Some information on the hydrogeology of Rwanda is available in the report United Nations (1988) (see References section, below).
Groundwater use and management
The Ministry of Environment and the Rwanda Natural Resources Authority (RNRA) have responsibilities for managing water resources in Rwanda. The RNRA, and particularly its Integrated Water Resource Management Department (RNRA-IWRM) is the institution with responsibility for monitoring groundwater resources.
A Rwanda Water Resources Master Plan (2014) contains detailed recommendations for future management of groundwater, including setting up and operating a groundwater monitoring network.
At present there is no systematic groundwater monitoring in Rwanda. Groundwater monitoring data (both levels and quality) are generally only collected during specific, temporary projects (RNRA 2014), such as the development of the Rwanda National Water Master plan, during which a few groundwater stations were monitored temporarily. Groundwater data collected will be stored in the Rwanda Water Resources Information System (RWRIS).
At the moment, therefore, there is not enough information to assess the groundwater resources in Rwanda in terms of total volume available, water levels, essential water quality parameters, or annual recharge assessments, interactions with surface water resources, or current abstraction and used water infiltration rates (RNRA 2014).

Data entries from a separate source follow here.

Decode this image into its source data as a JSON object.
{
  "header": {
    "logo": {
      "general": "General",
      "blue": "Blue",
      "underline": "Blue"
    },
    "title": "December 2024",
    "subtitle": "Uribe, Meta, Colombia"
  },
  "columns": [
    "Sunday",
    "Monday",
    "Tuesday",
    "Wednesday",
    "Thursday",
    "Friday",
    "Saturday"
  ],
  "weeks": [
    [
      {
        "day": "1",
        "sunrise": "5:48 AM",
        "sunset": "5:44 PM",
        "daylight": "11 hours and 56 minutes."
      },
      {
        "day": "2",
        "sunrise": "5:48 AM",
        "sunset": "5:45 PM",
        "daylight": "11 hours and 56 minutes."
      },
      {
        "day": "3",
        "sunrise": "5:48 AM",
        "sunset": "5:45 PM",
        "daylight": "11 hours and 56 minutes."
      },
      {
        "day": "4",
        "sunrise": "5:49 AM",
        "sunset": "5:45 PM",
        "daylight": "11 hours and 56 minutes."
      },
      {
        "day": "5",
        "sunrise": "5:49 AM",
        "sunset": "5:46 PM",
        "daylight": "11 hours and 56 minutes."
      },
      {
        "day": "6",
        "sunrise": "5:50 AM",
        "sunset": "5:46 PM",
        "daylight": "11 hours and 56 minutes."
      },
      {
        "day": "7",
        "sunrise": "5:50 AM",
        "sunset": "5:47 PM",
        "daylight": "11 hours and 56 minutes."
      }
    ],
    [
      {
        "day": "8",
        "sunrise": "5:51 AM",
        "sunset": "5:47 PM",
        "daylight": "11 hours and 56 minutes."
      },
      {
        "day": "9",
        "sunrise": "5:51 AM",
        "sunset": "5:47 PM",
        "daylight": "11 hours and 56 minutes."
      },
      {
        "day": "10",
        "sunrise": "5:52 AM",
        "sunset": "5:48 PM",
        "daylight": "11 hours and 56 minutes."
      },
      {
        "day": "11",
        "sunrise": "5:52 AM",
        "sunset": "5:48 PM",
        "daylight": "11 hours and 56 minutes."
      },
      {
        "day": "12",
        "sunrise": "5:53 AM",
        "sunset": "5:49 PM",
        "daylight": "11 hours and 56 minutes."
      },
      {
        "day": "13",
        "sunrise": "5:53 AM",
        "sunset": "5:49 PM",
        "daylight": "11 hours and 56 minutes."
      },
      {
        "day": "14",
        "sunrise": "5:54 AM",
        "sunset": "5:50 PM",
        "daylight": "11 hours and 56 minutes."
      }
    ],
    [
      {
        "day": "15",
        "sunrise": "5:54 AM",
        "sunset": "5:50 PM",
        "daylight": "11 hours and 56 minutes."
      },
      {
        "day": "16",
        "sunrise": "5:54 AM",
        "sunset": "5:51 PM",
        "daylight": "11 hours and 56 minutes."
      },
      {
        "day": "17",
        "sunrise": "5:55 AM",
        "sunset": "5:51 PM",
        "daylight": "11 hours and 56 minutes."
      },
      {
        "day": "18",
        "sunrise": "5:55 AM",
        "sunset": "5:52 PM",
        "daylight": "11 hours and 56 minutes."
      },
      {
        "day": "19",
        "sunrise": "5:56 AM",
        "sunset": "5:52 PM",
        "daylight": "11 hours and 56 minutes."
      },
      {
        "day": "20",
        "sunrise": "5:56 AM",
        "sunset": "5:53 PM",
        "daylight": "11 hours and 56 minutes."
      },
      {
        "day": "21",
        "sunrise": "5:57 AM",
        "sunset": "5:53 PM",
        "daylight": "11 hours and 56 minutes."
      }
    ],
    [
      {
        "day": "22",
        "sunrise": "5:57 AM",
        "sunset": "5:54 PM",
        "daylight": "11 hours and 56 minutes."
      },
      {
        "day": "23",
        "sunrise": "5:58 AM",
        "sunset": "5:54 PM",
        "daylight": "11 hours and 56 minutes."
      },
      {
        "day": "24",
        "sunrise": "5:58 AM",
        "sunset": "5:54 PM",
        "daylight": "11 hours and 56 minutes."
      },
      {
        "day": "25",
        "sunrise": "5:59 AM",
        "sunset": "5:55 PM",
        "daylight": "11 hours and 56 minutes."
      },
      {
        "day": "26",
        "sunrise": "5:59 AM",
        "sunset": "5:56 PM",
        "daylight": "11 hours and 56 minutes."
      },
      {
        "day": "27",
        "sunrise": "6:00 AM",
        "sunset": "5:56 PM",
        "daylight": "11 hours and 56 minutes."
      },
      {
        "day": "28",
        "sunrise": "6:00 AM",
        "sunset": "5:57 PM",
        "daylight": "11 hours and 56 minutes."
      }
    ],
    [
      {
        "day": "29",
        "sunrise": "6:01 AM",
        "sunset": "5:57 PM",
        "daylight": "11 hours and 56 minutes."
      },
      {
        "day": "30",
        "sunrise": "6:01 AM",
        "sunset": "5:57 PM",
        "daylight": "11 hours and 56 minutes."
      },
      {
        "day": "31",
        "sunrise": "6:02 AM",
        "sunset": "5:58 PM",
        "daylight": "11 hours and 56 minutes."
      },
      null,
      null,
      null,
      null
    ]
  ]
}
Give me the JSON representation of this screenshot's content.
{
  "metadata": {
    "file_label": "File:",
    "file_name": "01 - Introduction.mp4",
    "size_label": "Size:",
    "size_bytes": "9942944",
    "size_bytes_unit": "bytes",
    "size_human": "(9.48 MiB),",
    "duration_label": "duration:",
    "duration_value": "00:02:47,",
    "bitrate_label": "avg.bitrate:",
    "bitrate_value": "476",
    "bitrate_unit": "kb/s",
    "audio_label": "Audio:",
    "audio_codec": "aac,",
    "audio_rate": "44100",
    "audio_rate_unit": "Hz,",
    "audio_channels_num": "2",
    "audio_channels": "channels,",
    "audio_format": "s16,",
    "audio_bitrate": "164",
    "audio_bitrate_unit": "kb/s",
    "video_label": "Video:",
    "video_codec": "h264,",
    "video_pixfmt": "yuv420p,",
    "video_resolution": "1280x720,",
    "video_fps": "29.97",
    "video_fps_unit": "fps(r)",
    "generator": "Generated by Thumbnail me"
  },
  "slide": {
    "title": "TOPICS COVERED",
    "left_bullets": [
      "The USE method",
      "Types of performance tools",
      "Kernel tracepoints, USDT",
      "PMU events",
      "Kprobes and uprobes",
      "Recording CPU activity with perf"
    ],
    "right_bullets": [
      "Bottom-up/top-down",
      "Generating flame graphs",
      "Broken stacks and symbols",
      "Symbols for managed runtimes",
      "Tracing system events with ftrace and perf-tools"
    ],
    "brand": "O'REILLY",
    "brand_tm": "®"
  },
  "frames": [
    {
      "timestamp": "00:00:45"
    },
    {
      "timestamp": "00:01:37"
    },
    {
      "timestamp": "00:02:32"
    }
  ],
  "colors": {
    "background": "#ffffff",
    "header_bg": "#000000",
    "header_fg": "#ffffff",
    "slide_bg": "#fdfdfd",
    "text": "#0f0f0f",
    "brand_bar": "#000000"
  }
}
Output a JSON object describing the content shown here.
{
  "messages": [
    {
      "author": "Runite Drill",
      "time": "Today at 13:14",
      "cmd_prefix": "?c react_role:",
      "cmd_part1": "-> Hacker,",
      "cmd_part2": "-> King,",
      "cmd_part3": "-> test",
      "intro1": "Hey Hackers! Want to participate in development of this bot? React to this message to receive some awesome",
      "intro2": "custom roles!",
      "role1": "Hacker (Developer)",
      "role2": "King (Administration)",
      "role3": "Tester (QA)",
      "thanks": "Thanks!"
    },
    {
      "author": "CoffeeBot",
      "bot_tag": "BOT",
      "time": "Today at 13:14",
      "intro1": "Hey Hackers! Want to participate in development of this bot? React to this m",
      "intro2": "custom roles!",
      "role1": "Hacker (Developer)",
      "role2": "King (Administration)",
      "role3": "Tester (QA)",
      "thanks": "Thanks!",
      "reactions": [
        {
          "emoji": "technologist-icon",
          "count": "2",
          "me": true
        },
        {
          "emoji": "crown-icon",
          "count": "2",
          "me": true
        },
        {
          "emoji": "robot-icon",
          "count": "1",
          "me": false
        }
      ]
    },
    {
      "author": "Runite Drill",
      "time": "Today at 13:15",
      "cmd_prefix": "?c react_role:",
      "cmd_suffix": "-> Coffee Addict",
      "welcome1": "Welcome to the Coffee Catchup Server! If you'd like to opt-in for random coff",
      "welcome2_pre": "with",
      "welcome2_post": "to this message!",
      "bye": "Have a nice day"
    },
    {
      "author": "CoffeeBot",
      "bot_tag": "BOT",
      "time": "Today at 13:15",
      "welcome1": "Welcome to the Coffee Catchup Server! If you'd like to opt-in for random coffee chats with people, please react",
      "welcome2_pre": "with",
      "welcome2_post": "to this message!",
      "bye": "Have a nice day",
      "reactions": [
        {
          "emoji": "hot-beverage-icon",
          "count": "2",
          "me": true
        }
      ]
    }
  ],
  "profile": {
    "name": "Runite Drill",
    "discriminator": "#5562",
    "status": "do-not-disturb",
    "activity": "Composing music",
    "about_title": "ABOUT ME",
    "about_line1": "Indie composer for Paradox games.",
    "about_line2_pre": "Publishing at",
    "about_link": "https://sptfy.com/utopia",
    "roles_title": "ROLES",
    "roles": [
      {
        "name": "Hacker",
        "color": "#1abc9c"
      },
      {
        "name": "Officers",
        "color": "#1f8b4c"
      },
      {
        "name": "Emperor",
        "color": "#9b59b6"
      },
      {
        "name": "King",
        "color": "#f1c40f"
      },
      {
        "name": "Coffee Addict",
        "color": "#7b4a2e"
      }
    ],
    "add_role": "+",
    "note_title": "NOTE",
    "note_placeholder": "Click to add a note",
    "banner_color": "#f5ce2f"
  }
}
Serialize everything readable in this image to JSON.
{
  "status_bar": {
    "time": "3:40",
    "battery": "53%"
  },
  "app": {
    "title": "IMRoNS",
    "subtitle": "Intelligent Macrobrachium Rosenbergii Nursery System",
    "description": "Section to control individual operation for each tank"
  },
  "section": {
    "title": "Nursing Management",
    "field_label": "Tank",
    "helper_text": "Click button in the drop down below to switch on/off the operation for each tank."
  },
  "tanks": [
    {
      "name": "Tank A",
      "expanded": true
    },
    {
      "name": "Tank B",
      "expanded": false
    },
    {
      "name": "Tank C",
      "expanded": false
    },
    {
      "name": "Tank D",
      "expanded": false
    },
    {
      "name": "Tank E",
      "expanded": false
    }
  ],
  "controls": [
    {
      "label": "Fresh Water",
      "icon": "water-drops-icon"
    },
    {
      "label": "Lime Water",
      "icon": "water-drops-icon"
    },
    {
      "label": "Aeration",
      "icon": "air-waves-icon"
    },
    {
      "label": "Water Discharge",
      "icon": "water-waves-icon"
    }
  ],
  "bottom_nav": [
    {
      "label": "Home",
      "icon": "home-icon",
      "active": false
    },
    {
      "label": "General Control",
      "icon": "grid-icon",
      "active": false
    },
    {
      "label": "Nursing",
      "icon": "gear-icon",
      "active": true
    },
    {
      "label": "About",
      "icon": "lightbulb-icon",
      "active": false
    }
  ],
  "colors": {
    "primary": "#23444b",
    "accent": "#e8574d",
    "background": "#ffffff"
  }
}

In 2005, groundwater was reported to account for 86% of safe drinking water supply in rural areas (Ministry of Natural Resources 2011). In the Eastern and parts of the Southern Province, most people depend on groundwater from boreholes. Extensive borehole drilling and shallow well construction have been done, mostly in the Eastern Province, since 1994. As of 2009, there were at least 400 boreholes and wells in various parts of the country (Ministry of Natural Resources 2011). In upland areas, groundwater from springs is a key resource, including via many piped water supply schemes. Spring supplies can be threatened by deforestation and erosion.
Transboundary aquifers
For further information about transboundary aquifers, please see the Transboundary aquifers resources page.
References
References with more information on the geology and hydrogeology of Rwanda may be accessed through the Africa Groundwater Literature Archive.
Online resources
Information on Integrated Water Resource Management] in the Rwanda Natural Resources Authority
Documents
Rwanda Natural Resources Authority (RNRA). 2014. Consultancy services for development of Rwanda National Water Resources Master Plan. Tender Number 021/RNRA/2011-2012. Master Plan Report: Main Volume. Final Version May 2014. Prepared by SHER Ingénieurs-Conseils s.a.
Rwanda Ministry of Natural Resources. 2011. Water Resources Management Sub-Sector Strategic Plan (2011-2015).
Theunissen K, Hanon M and Fernandez N. 1991. Carte geologique du Rwanda (scale 1:250,000). Service Geologique du Rwanda et Musee Royale de l'Afrique Centrale, Tervuren.
United Nations. 1989. Groundwater in Eastern, Central and Southern Africa: Rwanda. United Nations Department of Technical Cooperation for Development.